1789年5月5日,上午九时。
凡尔赛宫镜厅内人声鼎沸。
一千两百名来自法国各地的代表齐聚于此,这是自1614年以来,法国第一次召开三级会议。巨大的镜厅在晨光的照射下显得格外辉煌壮观—一十七扇拱形落地窗面向花园,对面墙上悬挂着357面镜子,反射着无数道光芒,仿佛整个房间都在闪闪发光。
水晶吊灯从天花板垂下,厅内按照传统礼仪布置着三个局域:
右侧坐着身穿黑袍的第一等级代表,左侧是穿着华丽服饰的第二等级贵族,而正中央最大的局域,则坐着衣着朴素但人数众多的第三等级代表。

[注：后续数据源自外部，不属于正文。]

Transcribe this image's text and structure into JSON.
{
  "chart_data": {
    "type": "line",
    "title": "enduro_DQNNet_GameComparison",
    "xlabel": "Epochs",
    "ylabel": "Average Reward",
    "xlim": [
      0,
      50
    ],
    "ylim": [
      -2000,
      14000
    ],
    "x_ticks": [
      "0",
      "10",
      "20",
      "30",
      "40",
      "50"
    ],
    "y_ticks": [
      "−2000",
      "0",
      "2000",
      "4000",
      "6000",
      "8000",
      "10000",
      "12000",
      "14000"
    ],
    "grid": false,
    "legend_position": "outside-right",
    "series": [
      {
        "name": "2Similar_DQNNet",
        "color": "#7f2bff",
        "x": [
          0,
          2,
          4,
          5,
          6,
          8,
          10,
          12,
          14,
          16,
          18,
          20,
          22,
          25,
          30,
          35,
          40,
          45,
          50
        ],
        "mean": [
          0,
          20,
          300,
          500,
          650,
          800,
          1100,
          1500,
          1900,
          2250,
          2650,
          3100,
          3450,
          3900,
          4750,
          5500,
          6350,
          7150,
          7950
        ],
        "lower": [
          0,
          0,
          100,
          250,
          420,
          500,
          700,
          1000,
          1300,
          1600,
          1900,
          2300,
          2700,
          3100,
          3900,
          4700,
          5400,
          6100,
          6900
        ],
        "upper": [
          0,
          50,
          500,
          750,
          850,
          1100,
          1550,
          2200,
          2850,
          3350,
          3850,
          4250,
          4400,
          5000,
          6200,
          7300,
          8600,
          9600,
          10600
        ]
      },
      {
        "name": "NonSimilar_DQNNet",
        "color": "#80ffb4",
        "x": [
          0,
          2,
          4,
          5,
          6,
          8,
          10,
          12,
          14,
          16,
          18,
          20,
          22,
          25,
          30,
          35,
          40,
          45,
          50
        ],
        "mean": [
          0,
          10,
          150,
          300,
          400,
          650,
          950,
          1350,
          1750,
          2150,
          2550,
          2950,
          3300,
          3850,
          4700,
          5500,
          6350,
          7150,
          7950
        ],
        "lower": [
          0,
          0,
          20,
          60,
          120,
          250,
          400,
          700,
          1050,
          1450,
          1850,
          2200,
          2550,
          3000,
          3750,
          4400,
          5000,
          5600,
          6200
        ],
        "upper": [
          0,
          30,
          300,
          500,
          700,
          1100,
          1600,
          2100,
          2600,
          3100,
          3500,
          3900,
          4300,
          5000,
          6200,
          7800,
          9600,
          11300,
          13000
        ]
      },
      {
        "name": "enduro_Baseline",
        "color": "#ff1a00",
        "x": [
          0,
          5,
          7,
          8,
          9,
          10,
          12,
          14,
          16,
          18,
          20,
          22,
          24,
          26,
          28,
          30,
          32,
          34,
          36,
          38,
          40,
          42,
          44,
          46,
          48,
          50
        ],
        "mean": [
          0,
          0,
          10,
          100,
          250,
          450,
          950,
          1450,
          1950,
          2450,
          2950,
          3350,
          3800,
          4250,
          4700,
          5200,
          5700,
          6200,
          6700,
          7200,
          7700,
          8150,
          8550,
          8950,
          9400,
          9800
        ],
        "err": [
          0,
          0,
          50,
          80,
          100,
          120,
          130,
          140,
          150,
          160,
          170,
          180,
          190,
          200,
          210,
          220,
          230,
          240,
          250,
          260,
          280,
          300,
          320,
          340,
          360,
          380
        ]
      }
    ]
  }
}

当他步入会场的那一刻,所有的目光都聚焦在他身上。有好奇,有敌意,也有期待。在过去的一年里,这个年轻人的名字已经传遍了整个巴黎一从东印度公司的追查到成功运营,从显贵会议的完胜到雷维永事件的妥善处理,再加之工人议事厅和面包券制度的创立,他已经成为了改革派的像征。
莱昂在自己的座位上坐下,环顾四周,作为穿越者,有着一种和现场所有人都不一样的心态。
这里聚集了法国最有权势、最有影响力的人物,每一个都是历史的见证者,甚至是历史的创造者。
在第一等级的席位中,他再次看到了巴黎大主教德·瑞格,这个之前在和莱昂的交手中完败的六十多岁的老人,闭着眼睛坐在那里,也不和其他人交流,但脸上写满了对改革的抵触。在他身边,年轻的塔列朗主教显得格格不入一他不时地与身边的教区神父们低声交谈,神色看不出丝毫的情绪。
第二等级的席位更加引人注目。
在最前排,莱昂看到了奥尔良公爵,同样脸色阴沉,有些沉默。在他身边坐着年轻的拉法耶特侯爵,这个美国独立战争的英雄今年只有三十一岁,但已经是自由主义贵族的领袖,此时表情显得颇为喜悦。
但真正让莱昂注意的,是第三等级的那些面孔。
第三等级里面的这些面孔,很多将在接下来的几年中改变整个法兰西甚至是欧洲的命运。
在距离他不远的地方,坐着一个身材魁悟的中年男子,脸上有明显的天花疤痕,但那双眼睛却非常独特,锐利有神。
米拉波是天生的演说家,后世史学家称他为“大革命的第一雄辩家”,也是天生的政治家,在会议开始前就已经成为第三等级的非正式领袖之一。
上一世有学者认为,如果他能活得更久一些,法国大革命的进程或许会有些不同。
这个人具有罕见的政治智慧,既有贵族的见识,又有平民的愤怒,是天然的改革派领袖。
但他是机会主义者一历史上他会在1790年后秘密接受路易十六的金钱资助,试图在台面上支持改革的同时,暗中为王室提供政治建议。这种两面三刀的做法让他备受争议,死后更是被人发现了大量与王室的秘密通信。
他将在1791年英年早逝,失去了这个唯一能够在激进派和保守派之间进行有效调和的关键人物,革命也因此失去了最后的理性声音。
当然,在莱昂看来,这个所谓的理性,有时候可能并不是什么好事。
在米拉波的斜后方,坐着马克西米利安·弗朗索瓦·玛丽·伊西多尔·德·罗伯斯庇尔。
外型上来看,这一位确实是有些不起眼,但是谁也没有想到,这个人,在历史上,将在未来几年中成为法国政治舞台上最重要的人物之一。
他甚至改写了整个欧洲的历史。
说实话,虽然和自己对着于,但是在莱昂看来,至少现在的他还很纯真,还保持着对正义的简单信念。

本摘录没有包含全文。